А вот по поводу себя он не уверен. Кажется, что они и вправду стали лучше общаться: они не разговаривают по душам и их присутствие в жизнях друг друга ограничивается комнатой в общежитии, однако прогресс по сравнению с тем, что было в самом начале очевиден. Тем не менее, Сынмин, в основном, Джисона раздражает, и не исключено, что Джисон в тайне его ненавидит. И никакое шоколадное молоко это не исправит.
Но он продолжает исправно его покупать. Как и триггерить Джисона другими способами. Всё идёт гладко, но единственное, что Сынмин не учитывает в своих экспериментах, так это то, что испытуемый может догадаться, что является частью смутного плана. Эта мысль настолько чужеродна, что ни разу не приходит ему в голову, пока Джисон, с утра вставший не с той ноги и поэтому особо чувствительный ко всяким внешним воздействиям, не спрашивает:
— Зачем ты это делаешь? Я же вижу, что ты специально!
Специально Сынмин пытался поймать взгляд Джисона, отвлекая того от просмотра аниме, однако было очевидно, что Джисон говорит не только про эту ситуацию. Можно было бы притвориться дурачком и сделать вид, что вообще не понимает, о чём речь, но вариант сказать правду кажется намного веселее.
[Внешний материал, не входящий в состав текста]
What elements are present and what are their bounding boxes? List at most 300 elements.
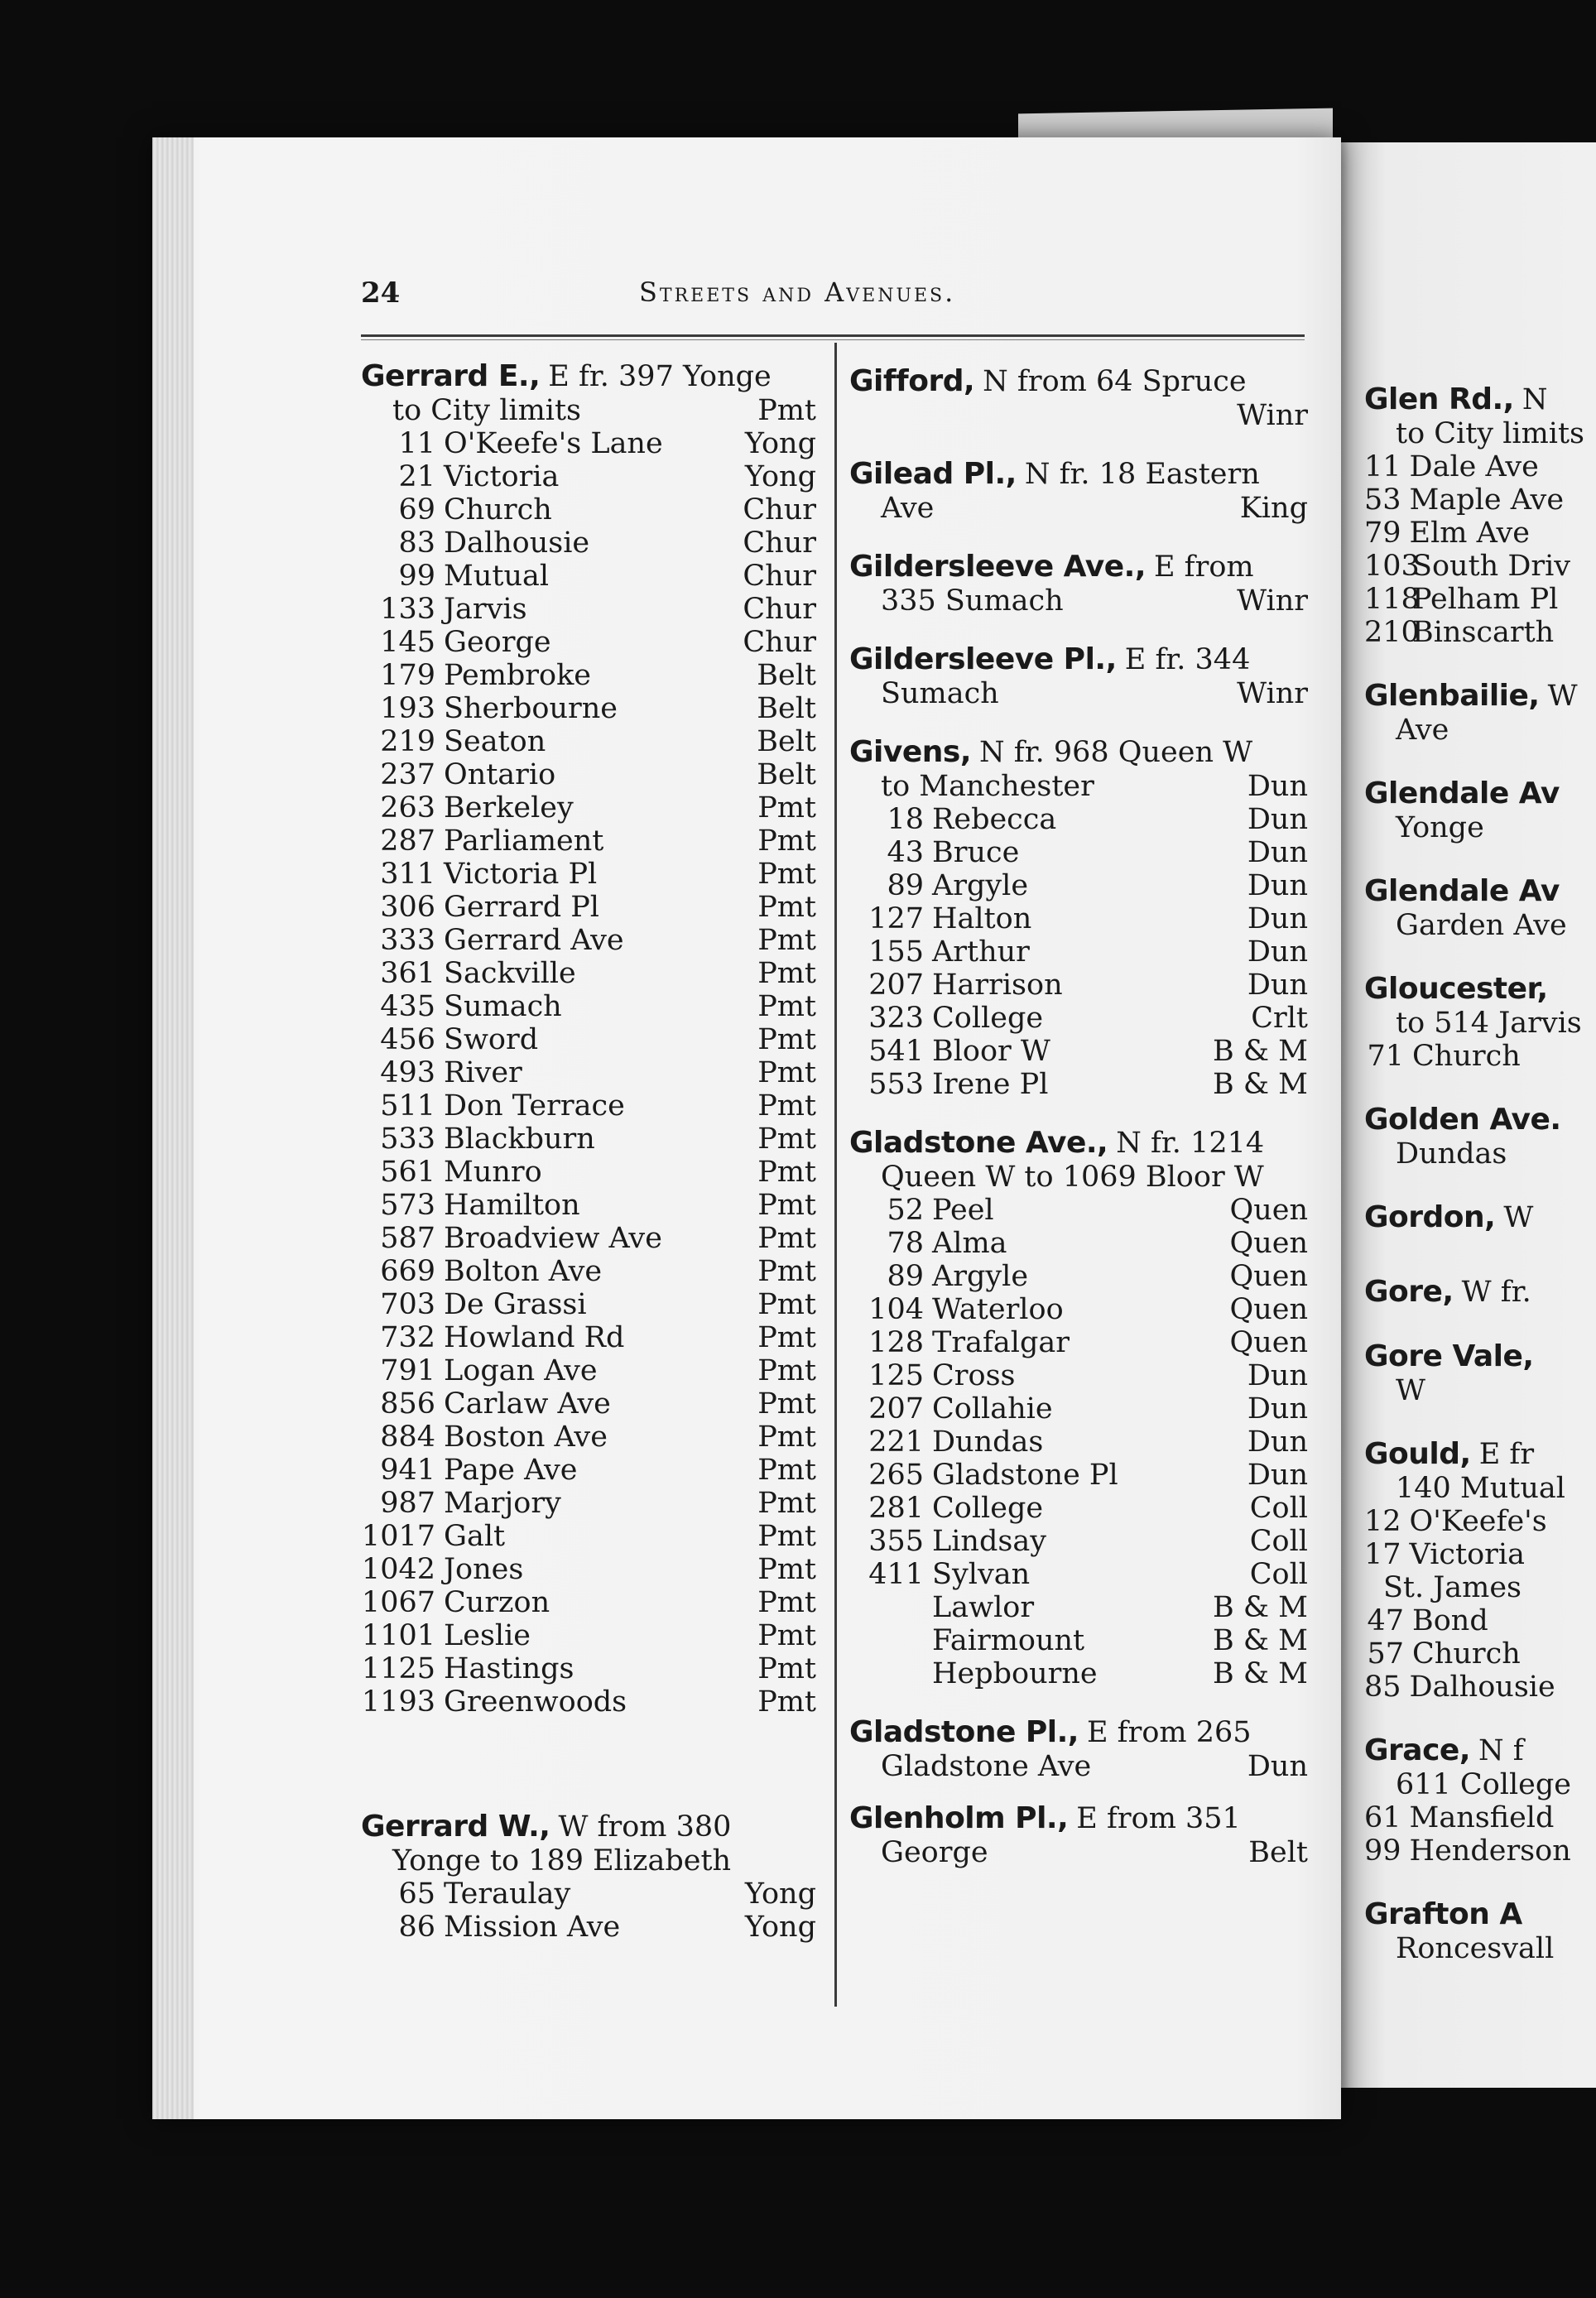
district-code: Pmt: [757, 891, 816, 924]
street-number: 355: [868, 1525, 924, 1558]
cross-street-row: [361, 1123, 816, 1156]
district-code: Quen: [1229, 1326, 1308, 1359]
district-code: Winr: [1237, 677, 1308, 710]
district-code: Pmt: [757, 1387, 816, 1421]
street-number: [849, 1624, 932, 1657]
street-number: 125: [868, 1359, 924, 1392]
cross-street-name: Jones: [444, 1553, 524, 1586]
street-number: 856: [380, 1387, 435, 1421]
cross-street-name: Church: [444, 493, 552, 526]
directory-entry: [1364, 1437, 1596, 1704]
page-number: 24: [361, 276, 401, 310]
cross-street-name: Peel: [932, 1194, 994, 1227]
right-column: [1364, 382, 1596, 2038]
entry-heading: [1364, 679, 1596, 714]
heading-left: [849, 1126, 1264, 1161]
street-number: 21: [398, 460, 435, 493]
street-name: Gordon,: [1364, 1200, 1496, 1234]
directory-entry: [361, 359, 816, 1719]
street-number: 361: [380, 957, 435, 990]
street-name: Gildersleeve Pl.,: [849, 642, 1117, 676]
heading-left: [1364, 382, 1547, 417]
cross-street-name: De Grassi: [444, 1288, 587, 1321]
cross-street-row: [361, 427, 816, 460]
street-number: 561: [380, 1156, 435, 1189]
street-number: 573: [380, 1189, 435, 1222]
street-name: Glen Rd.,: [1364, 382, 1514, 416]
cross-street-row: [849, 969, 1308, 1002]
directory-entry: [849, 550, 1308, 618]
cross-street-name: Dalhousie: [1409, 1671, 1555, 1704]
street-description: N fr. 18 Eastern: [1024, 458, 1260, 491]
district-code: Pmt: [757, 1354, 816, 1387]
cross-street-name: Galt: [444, 1520, 506, 1553]
street-number: 89: [887, 869, 924, 902]
cross-street-name: Pembroke: [444, 659, 592, 692]
cross-street-row: [1364, 616, 1596, 649]
cross-street-row: [1364, 1604, 1596, 1637]
cross-street-row: [361, 1255, 816, 1288]
entry-heading: [1364, 1200, 1596, 1235]
entry-continuation: [1364, 811, 1596, 844]
cross-street-row: [361, 1321, 816, 1354]
district-code: Pmt: [757, 924, 816, 957]
cross-street-name: Boston Ave: [444, 1421, 608, 1454]
district-code: Pmt: [757, 824, 816, 858]
street-name: Grace,: [1364, 1733, 1471, 1767]
street-description: W: [1547, 680, 1578, 713]
street-name: Gifford,: [849, 364, 975, 398]
street-description: W: [1503, 1201, 1534, 1234]
cross-street-row: [361, 1652, 816, 1685]
district-code: Dun: [1247, 969, 1308, 1002]
street-number: 18: [887, 803, 924, 836]
district-code: Dun: [1247, 836, 1308, 869]
continuation-text: Ave: [881, 492, 935, 525]
cross-street-name: Lawlor: [932, 1591, 1035, 1624]
cross-street-row: [361, 1056, 816, 1089]
header-rule-thin: [361, 339, 1305, 340]
street-name: Glendale Av: [1364, 776, 1560, 810]
cross-street-row: [361, 1487, 816, 1520]
street-number: 306: [380, 891, 435, 924]
cross-street-name: Irene Pl: [932, 1068, 1049, 1101]
street-description: N fr. 968 Queen W: [979, 736, 1253, 769]
street-number: 133: [380, 593, 435, 626]
cross-street-row: [849, 1002, 1308, 1035]
entry-heading: [361, 1810, 816, 1844]
street-number: 43: [887, 836, 924, 869]
entry-heading: [1364, 1103, 1596, 1137]
cross-street-name: Seaton: [444, 725, 546, 758]
cross-street-row: [361, 1387, 816, 1421]
heading-left: [1364, 1339, 1534, 1374]
street-number: 69: [398, 493, 435, 526]
entry-continuation: [849, 1161, 1308, 1194]
entry-continuation: [361, 394, 816, 427]
cross-street-row: [849, 1657, 1308, 1690]
cross-street-row: [361, 990, 816, 1023]
district-code: Pmt: [757, 1056, 816, 1089]
cross-street-name: Marjory: [444, 1487, 561, 1520]
cross-street-name: Argyle: [932, 869, 1029, 902]
district-code: Yong: [744, 460, 816, 493]
cross-street-name: Collahie: [932, 1392, 1053, 1425]
continuation-text: Yonge: [1396, 811, 1484, 844]
district-code: Dun: [1247, 902, 1308, 935]
directory-entry: [1364, 972, 1596, 1073]
cross-street-row: [1364, 550, 1596, 583]
cross-street-name: Sylvan: [932, 1558, 1031, 1591]
cross-street-name: Victoria: [444, 460, 560, 493]
directory-entry: [849, 364, 1308, 432]
cross-street-name: Blackburn: [444, 1123, 595, 1156]
cross-street-name: Mansfield: [1409, 1801, 1555, 1834]
street-number: 1067: [361, 1586, 435, 1619]
cross-street-row: [849, 1525, 1308, 1558]
cross-street-row: [1364, 1571, 1596, 1604]
district-code: Pmt: [757, 1619, 816, 1652]
cross-street-row: [361, 1421, 816, 1454]
cross-street-name: Cross: [932, 1359, 1016, 1392]
street-number: 118: [1364, 583, 1420, 616]
entry-heading: [849, 1801, 1308, 1836]
cross-street-name: Gerrard Ave: [444, 924, 624, 957]
cross-street-name: Ontario: [444, 758, 556, 791]
district-code: Pmt: [757, 1520, 816, 1553]
street-number: 99: [1364, 1834, 1401, 1868]
street-description: N from 64 Spruce: [983, 365, 1247, 398]
cross-street-row: [1364, 583, 1596, 616]
cross-street-row: [361, 593, 816, 626]
street-description: E from: [1154, 550, 1254, 584]
district-code: Pmt: [757, 1123, 816, 1156]
heading-left: [849, 1715, 1252, 1750]
district-code: Chur: [743, 526, 816, 560]
cross-street-row: [1364, 1834, 1596, 1868]
street-name: Gould,: [1364, 1437, 1471, 1471]
entry-heading: [849, 550, 1308, 584]
cross-street-row: [361, 460, 816, 493]
cross-street-name: Hamilton: [444, 1189, 580, 1222]
street-number: 207: [868, 969, 924, 1002]
street-number: 193: [380, 692, 435, 725]
district-code: Pmt: [757, 1089, 816, 1123]
cross-street-name: South Driv: [1412, 550, 1571, 583]
cross-street-row: [849, 1260, 1308, 1293]
cross-street-name: Berkeley: [444, 791, 574, 824]
cross-street-row: [849, 1591, 1308, 1624]
entry-heading: [1364, 874, 1596, 909]
entry-heading: [849, 1126, 1308, 1161]
cross-street-name: Dale Ave: [1409, 450, 1539, 483]
cross-street-row: [849, 1392, 1308, 1425]
district-code: [1521, 1040, 1596, 1073]
entry-continuation: [1364, 714, 1596, 747]
district-code: [1547, 1505, 1596, 1538]
district-code: Pmt: [757, 1222, 816, 1255]
district-code: Dun: [1247, 770, 1308, 803]
street-number: 83: [398, 526, 435, 560]
cross-street-row: [849, 836, 1308, 869]
directory-entry: [849, 1715, 1308, 1783]
district-code: Pmt: [757, 1255, 816, 1288]
cross-street-name: Bruce: [932, 836, 1020, 869]
continuation-text: to City limits: [1396, 417, 1584, 450]
page-header: [361, 268, 1311, 318]
cross-street-row: [361, 1619, 816, 1652]
street-number: 12: [1364, 1505, 1401, 1538]
heading-left: [1364, 776, 1560, 811]
continuation-text: Sumach: [881, 677, 999, 710]
street-number: 210: [1364, 616, 1420, 649]
entry-continuation: [1364, 1768, 1596, 1801]
street-description: E fr. 397 Yonge: [548, 360, 772, 393]
cross-street-row: [361, 758, 816, 791]
street-number: 207: [868, 1392, 924, 1425]
street-number: 99: [398, 560, 435, 593]
cross-street-name: Sackville: [444, 957, 576, 990]
street-name: Gladstone Pl.,: [849, 1715, 1079, 1749]
district-code: Dun: [1247, 935, 1308, 969]
cross-street-row: [849, 803, 1308, 836]
district-code: Pmt: [757, 957, 816, 990]
district-code: Belt: [1248, 1836, 1308, 1869]
entry-heading: [1364, 1275, 1596, 1310]
page-binding-edge: [152, 137, 194, 2119]
street-number: 237: [380, 758, 435, 791]
street-number: 411: [868, 1558, 924, 1591]
street-number: 1042: [361, 1553, 435, 1586]
district-code: Yong: [744, 1877, 816, 1911]
cross-street-row: [361, 692, 816, 725]
cross-street-row: [361, 1586, 816, 1619]
street-number: 1193: [361, 1685, 435, 1719]
cross-street-name: Leslie: [444, 1619, 531, 1652]
running-title: Streets and Avenues.: [639, 276, 956, 308]
street-description: N: [1521, 383, 1548, 416]
cross-street-row: [1364, 450, 1596, 483]
cross-street-row: [1364, 1538, 1596, 1571]
cross-street-row: [1364, 1637, 1596, 1671]
street-name: Gladstone Ave.,: [849, 1126, 1108, 1160]
cross-street-row: [361, 957, 816, 990]
cross-street-name: Trafalgar: [932, 1326, 1070, 1359]
heading-left: [1364, 972, 1548, 1007]
district-code: Chur: [743, 493, 816, 526]
district-code: [1571, 1834, 1596, 1868]
entry-heading: [849, 364, 1308, 399]
cross-street-name: Munro: [444, 1156, 542, 1189]
cross-street-name: Victoria Pl: [444, 858, 598, 891]
directory-entry: [1364, 1275, 1596, 1310]
street-number: 89: [887, 1260, 924, 1293]
cross-street-row: [849, 869, 1308, 902]
cross-street-name: Dalhousie: [444, 526, 590, 560]
cross-street-row: [849, 1425, 1308, 1459]
district-code: Pmt: [757, 1553, 816, 1586]
cross-street-row: [361, 1222, 816, 1255]
directory-entry: [1364, 1897, 1596, 1965]
entry-continuation: [1364, 1007, 1596, 1040]
cross-street-name: Church: [1412, 1040, 1521, 1073]
street-number: [1364, 1571, 1383, 1604]
cross-street-name: Greenwoods: [444, 1685, 627, 1719]
heading-left: [1364, 1275, 1531, 1310]
street-name: Gildersleeve Ave.,: [849, 550, 1146, 584]
district-code: Belt: [757, 725, 816, 758]
cross-street-row: [361, 891, 816, 924]
street-name: Gilead Pl.,: [849, 457, 1017, 491]
district-code: [1530, 517, 1596, 550]
cross-street-row: [361, 659, 816, 692]
street-number: 987: [380, 1487, 435, 1520]
cross-street-name: Sherbourne: [444, 692, 618, 725]
cross-street-name: Rebecca: [932, 803, 1057, 836]
street-number: 553: [868, 1068, 924, 1101]
district-code: Pmt: [757, 1156, 816, 1189]
entry-continuation: [849, 1750, 1308, 1783]
cross-street-name: Hastings: [444, 1652, 574, 1685]
entry-continuation: [849, 399, 1308, 432]
cross-street-name: Dundas: [932, 1425, 1044, 1459]
cross-street-name: Bond: [1412, 1604, 1488, 1637]
street-number: 263: [380, 791, 435, 824]
street-number: 669: [380, 1255, 435, 1288]
cross-street-row: [361, 791, 816, 824]
street-description: E fr. 344: [1124, 643, 1251, 676]
street-name: Grafton A: [1364, 1897, 1522, 1931]
street-number: 179: [380, 659, 435, 692]
district-code: [1521, 1637, 1596, 1671]
cross-street-name: Fairmount: [932, 1624, 1085, 1657]
street-number: 1101: [361, 1619, 435, 1652]
cross-street-name: Bolton Ave: [444, 1255, 603, 1288]
entry-heading: [849, 642, 1308, 677]
cross-street-name: Mission Ave: [444, 1911, 621, 1944]
directory-entry: [1364, 382, 1596, 649]
district-code: Pmt: [757, 1586, 816, 1619]
district-code: [1554, 1801, 1596, 1834]
street-number: 103: [1364, 550, 1420, 583]
cross-street-name: Lindsay: [932, 1525, 1046, 1558]
street-name: Givens,: [849, 735, 972, 769]
street-number: 221: [868, 1425, 924, 1459]
cross-street-name: O'Keefe's: [1409, 1505, 1547, 1538]
street-number: 587: [380, 1222, 435, 1255]
cross-street-name: Church: [1412, 1637, 1521, 1671]
street-number: 145: [380, 626, 435, 659]
district-code: Pmt: [757, 1321, 816, 1354]
cross-street-name: Arthur: [932, 935, 1030, 969]
street-number: 703: [380, 1288, 435, 1321]
cross-street-row: [1364, 483, 1596, 517]
heading-left: [1364, 1437, 1534, 1472]
street-number: 79: [1364, 517, 1401, 550]
district-code: Quen: [1229, 1260, 1308, 1293]
continuation-text: 140 Mutual: [1396, 1472, 1565, 1505]
district-code: Winr: [1237, 584, 1308, 618]
street-description: W from 380: [558, 1810, 732, 1844]
entry-continuation: [849, 1836, 1308, 1869]
cross-street-row: [361, 1189, 816, 1222]
cross-street-name: Halton: [932, 902, 1032, 935]
cross-street-name: Bloor W: [932, 1035, 1050, 1068]
entry-continuation: [1364, 909, 1596, 942]
cross-street-name: Jarvis: [444, 593, 527, 626]
heading-left: [1364, 1200, 1533, 1235]
cross-street-name: Pape Ave: [444, 1454, 578, 1487]
cross-street-row: [849, 1492, 1308, 1525]
cross-street-name: Harrison: [932, 969, 1063, 1002]
cross-street-row: [361, 526, 816, 560]
district-code: [1539, 450, 1596, 483]
street-description: E fr: [1478, 1438, 1535, 1471]
street-number: 71: [1367, 1040, 1404, 1073]
street-name: Gerrard W.,: [361, 1810, 550, 1844]
street-number: 281: [868, 1492, 924, 1525]
heading-left: [849, 364, 1247, 399]
entry-continuation: [1364, 1374, 1596, 1407]
district-code: Coll: [1249, 1558, 1308, 1591]
district-code: Quen: [1229, 1293, 1308, 1326]
heading-left: [1364, 1103, 1561, 1137]
street-number: 1017: [361, 1520, 435, 1553]
district-code: Dun: [1247, 869, 1308, 902]
continuation-text: W: [1396, 1374, 1425, 1407]
street-description: N f: [1478, 1734, 1524, 1767]
cross-street-name: Teraulay: [444, 1877, 571, 1911]
district-code: Pmt: [757, 858, 816, 891]
district-code: B & M: [1213, 1624, 1308, 1657]
cross-street-row: [1364, 1040, 1596, 1073]
cross-street-name: Curzon: [444, 1586, 550, 1619]
entry-heading: [1364, 776, 1596, 811]
cross-street-name: Sword: [444, 1023, 539, 1056]
cross-street-row: [1364, 1671, 1596, 1704]
street-number: 104: [868, 1293, 924, 1326]
cross-street-row: [849, 935, 1308, 969]
directory-entry: [1364, 1733, 1596, 1868]
street-number: 265: [868, 1459, 924, 1492]
entry-continuation: [1364, 1137, 1596, 1171]
street-number: 57: [1367, 1637, 1404, 1671]
street-number: 53: [1364, 483, 1401, 517]
continuation-text: to Manchester: [881, 770, 1094, 803]
district-code: Quen: [1229, 1227, 1308, 1260]
cross-street-name: Logan Ave: [444, 1354, 598, 1387]
street-number: 127: [868, 902, 924, 935]
street-name: Gerrard E.,: [361, 359, 541, 393]
street-name: Glenbailie,: [1364, 679, 1540, 713]
district-code: [1564, 483, 1596, 517]
cross-street-name: Mutual: [444, 560, 550, 593]
district-code: Pmt: [757, 1454, 816, 1487]
cross-street-name: Don Terrace: [444, 1089, 625, 1123]
street-number: 884: [380, 1421, 435, 1454]
cross-street-name: Carlaw Ave: [444, 1387, 611, 1421]
cross-street-name: Henderson: [1409, 1834, 1571, 1868]
district-code: Pmt: [757, 1288, 816, 1321]
continuation-text: Yonge to 189 Elizabeth: [392, 1844, 732, 1877]
cross-street-row: [361, 1877, 816, 1911]
district-code: Belt: [757, 692, 816, 725]
street-number: 941: [380, 1454, 435, 1487]
cross-street-row: [849, 1068, 1308, 1101]
street-number: 333: [380, 924, 435, 957]
entry-heading: [1364, 1897, 1596, 1932]
entry-continuation: [1364, 1472, 1596, 1505]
— Это эксперимент, — признаётся Сынмин.
— Я тебе что, собака Павлова? — фырчит Джисон. — Какой ещё эксперимент?
— Проверяю твои реакции. Считаю, сколько раз за день ты пошлёшь меня нахуй и какие мои фразы чаще всего провоцируют тебя на это. На данный момент больше всего тебя триггерит слово «принцесса».
У Джисона на лбу написано, что он прямо сейчас посылает Сынмина нахуй. Много-много раз. Чуть ли не пар из ушей идёт. Но вслух он ничего не говорит, видимо, чтобы не дополнять статистику Сынмина новыми данными — и что самое худшее, подтверждать её.
— Зачем?
— Интересно, принцесса. Тебя что-то смущает?
— Я тебе не принцесса, — огрызается Джисон. При этом его щёки, нос и шея покрываются густыми бордовыми пятнами, будто у него расцвела аллергия на Сынмина. — Заткнись. И прекращай свои проверки. Я вообще не понимаю, почему ты со мной разговариваешь.
— А что, плебеям вроде меня нельзя открывать рот в вашем присутствии, ваше величество?
— Ты просто конченый. Вот что. Кон-че-ный. Ты задолбал меня в край.
Джисон по-настоящему зол. Ни грамма шутливости или усталости, или смирения — только огонь в его глазах. И это по-странному глухо отдаётся в груди Сынмина. Ощущение неправильности происходящего горько оседает на языке: хочется вернуться во времени на пять минут назад и начать весь диалог сначала. Ведь всё должно было идти не так, совсем не так. Можно было бы взять паузу сейчас. Остановиться. Но по инерции диалог продолжается:
— На твоём месте я бы молился на то, что хоть кто-то на тебя взглянул, принцесса.
— Иди нахуй.
Вау, теория снова подтверждается: Джисон в очередной раз посылает его после обращения «принцесса». Но на этот раз Сынмин и вправду идёт — не прям нахуй, но в библиотеку, просто чтобы не быть с соседом один на один в замкнутом пространстве. Что-то однозначно пошло не так в его экспериментах.